Public, like Robinhood, is a zero-cost trading service. Its founders have worked to build a community-first platform, including offering ways to let groups chat about their investments.
And like Robinhood, Public has seen its growth skyrocket in recent days. Company representatives told TechCrunch today it was seeing “steady ~30%” month-over-month growth until Thursday, when “new user signups went up 20x.”
Both share strong backing from investors: Robinhood raised billions in new capital this week to ensure it has enough cash to meet clearinghouse deposit requirements. It managed to do so in part because its Q4 2020 numbers show that its PFOF business is ticking along nicely.
Public, flush with a recent $65 million Series C, took a different tack this morning and announced it would “stop participating in the practice of Payment for Order Flow.”
To which we say … all right.
On one level, this is neat. Public is not going to sell its order flow to market makers for fees. That’s good for users, but how will it make up the lost revenue? Tips, which will prove an interesting experiment in monetization.

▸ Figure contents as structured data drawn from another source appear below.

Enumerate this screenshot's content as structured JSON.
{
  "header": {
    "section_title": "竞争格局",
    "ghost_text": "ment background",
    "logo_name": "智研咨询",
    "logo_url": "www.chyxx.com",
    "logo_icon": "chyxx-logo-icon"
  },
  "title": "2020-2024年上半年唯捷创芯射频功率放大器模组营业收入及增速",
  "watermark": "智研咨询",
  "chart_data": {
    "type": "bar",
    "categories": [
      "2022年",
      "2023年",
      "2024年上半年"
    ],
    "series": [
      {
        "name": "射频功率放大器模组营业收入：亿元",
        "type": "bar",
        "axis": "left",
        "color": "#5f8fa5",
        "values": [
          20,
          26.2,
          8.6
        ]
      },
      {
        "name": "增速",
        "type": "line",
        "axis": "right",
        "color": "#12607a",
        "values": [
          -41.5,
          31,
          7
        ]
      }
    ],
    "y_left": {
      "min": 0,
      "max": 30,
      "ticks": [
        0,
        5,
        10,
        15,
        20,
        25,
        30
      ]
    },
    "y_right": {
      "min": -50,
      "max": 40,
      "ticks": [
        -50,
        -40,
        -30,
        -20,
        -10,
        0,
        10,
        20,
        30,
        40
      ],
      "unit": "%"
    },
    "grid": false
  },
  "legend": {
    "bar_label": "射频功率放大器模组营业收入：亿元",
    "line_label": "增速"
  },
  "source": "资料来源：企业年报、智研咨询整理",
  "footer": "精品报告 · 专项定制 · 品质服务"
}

TechCrunch asked the company if it believes tips will compensate for PFOF revenue, to which founders Leif Abraham and Jannick Malling replied via email that they were “optimistic that the difference will be offset by the optional tipping feature.”
However, dropping payment for order flow is only so brave a move from Public. After all, Public was not making Robinhood-level amounts of fetti from its PFOF business. Indeed, as we wrote when Public raised its Series C:
Before chatting with Public, I dug into its trading partner Apex’s filings to learn about its payment for order flow results from its recent filings. The resulting sums are somewhat modest for Apex’s collected clients. This means that Public’s revenue metrics, a portion of the aggregate sums, are even more unassuming.